Non classéSétue pareil?

Marie-Christine Beaudry29 octobre 20093 min

Comparaison des conventions collectives des étudiants employés

Pour savoir si la nouvelle entente de travail du Sétue fait de l’Université du peuple un employeur compétitif, Montréal Campus a comparé les conditions de travail des employés étudiants de l’UQAM à celles des autres universités.

Le 8 octobre dernier, le Syndicat des étudiants employés de l’UQAM (Sétue) a ratifié en assemblée générale sa nouvelle convention collective. Elle prévoit notamment une augmentation salariale de 5,4% à 32,4% selon les emplois d’ici 2013. Pour l’UQAM, ces majorations visent entre autres à attirer davantage d’étudiants aux cycles supérieurs. L’effet pourrait toutefois être mitigé. Si l’UQAM rattrape aujourd’hui l’Université de Montréal (UdeM) et devance l’Université Laval, l’Université d’Ottawa emporte la palme de la générosité.

Dans les négociations avec l’UQAM, le principal cheval de bataille du Sétue était d’obtenir la parité avec l’UdeM. C’est maintenant chose faite avec la nouvelle convention ratifiée. Le salaire horaire pour un étudiant de premier cycle qui travaille en tant qu’auxiliaire est fixé, pour les deux institutions scolaires, à 13,74$ pour l’automne 2009. Les étudiants employés qui remplissent la même fonction, mais qui étudient au deuxième cycle, recevront quant à eux un salaire horaire de 19,35$. Finalement, les auxiliaires d’enseignement qui étudient au troisième cycle percevront un salaire global de 21,72$. Des hausses annuelles de salaires sont également prévues dans les deux universités, en conformité avec la politique salariale du gouvernement du Québec.

Les «paies vacances» sont aussi équitables. Toute personne étudiante salariée qui travaille dans une des universités francophones montréalaises a droit à une indemnité de vacances équivalant à 8% de son salaire.

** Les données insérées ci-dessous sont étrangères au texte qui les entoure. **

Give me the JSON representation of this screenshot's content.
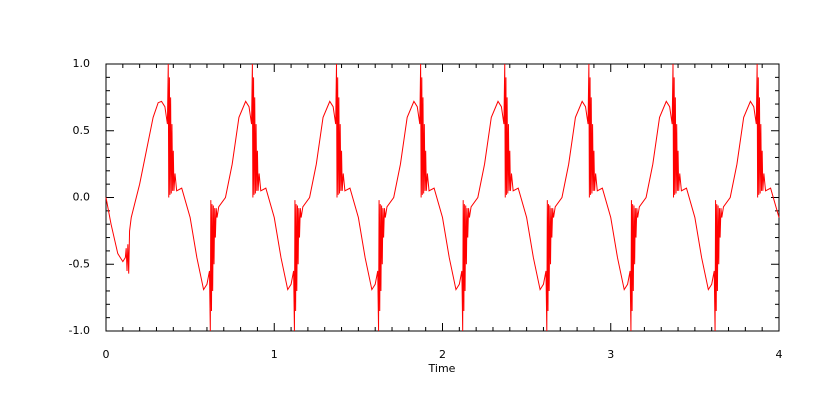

Si les étudiants employés de l’UQAM peuvent se réjouir pour le moment d’avoir obtenu des conditions égales à celles ayant cours de l’autre côté de la montagne, l’équité ne durera pas éternellement. La convention collective du Syndicat des Étudiants et Étudiantes salariés de l’Université de Montréal (SESUM) expirera en 2011. Les étudiants employés de l’UdeM pourront à ce moment négocier leurs conditions à la hausse une fois de plus, bénéficiant ainsi de deux ans d’avance sur le syndicat uqamien. «Mais ce n’est pas grave, commente la responsable à l’interprétation de la convention collective du Sétue, Marielle Lacombe, parce que nous pourrons réitérer notre demande d’équité avec l’UdeM à ce moment-là.»

Laval: un pas en arrière

La convention collective du Syndicat des auxiliaires de recherche et d’enseignement (SARE) de l’Université Laval est pour sa part moins avantageuse pour les travailleurs étudiants. Tout d’abord, le salaire horaire des auxiliaires est inférieur à celui que perçoivent les étudiants employés des deux universités montréalaises. Par exemple, un auxiliaire qui étudie au premier cycle et qui travaille à l’Université Laval gagne cet automne 10,67$ de l’heure, soit 2,57$ de moins qu’un étudiant qui travaille à l’UQAM ou à l’UdeM.

Les avantages sociaux perçus par les étudiants employés de l’Université Laval sont également inférieurs aux avantages inscrits aux conventions du Sétue et du SESUM. Par exemple, l’indemnité de vacances des employés de l’université de la Vieille Capitale est de 6%, soit 2% de moins qu’à Montréal.

Ottawa loin devant

Les plus chanceux restent cependant les étudiants employés de l’Université d’Ottawa. À titre indicatif, un étudiant employé y gagne un salaire horaire de 22,71$, comparativement à 13,24$ pour les étudiants montréalais et 10,67$ pour ceux de Québec.

Mais ce n’est pas tout. À l’UQAM, comme à l’UdeM, le salaire horaire est attribué selon le degré d’études. Par exemple, un étudiant de premier cycle gagne moins qu’un étudiant de deuxième cycle, qui lui-même gagne moins qu’un employé doctorant. Or, à l’Université d’Ottawa, le salaire dépend non seulement du niveau d’études, mais également du type de travail effectué. En ce sens, un correcteur – qui doit posséder un diplôme de premier cycle – est payé cet automne 27,25$/heure, tandis qu’un assistant de recherche, un tuteur ou un assistant d’enseignement en perçoit 37,83$. Avec des salaires aussi alléchants que ceux qu’offre l’Université d’Ottawa, les étudiants aux cycles supérieurs ont de quoi bien réfléchir avant de choisir leur institution universitaire!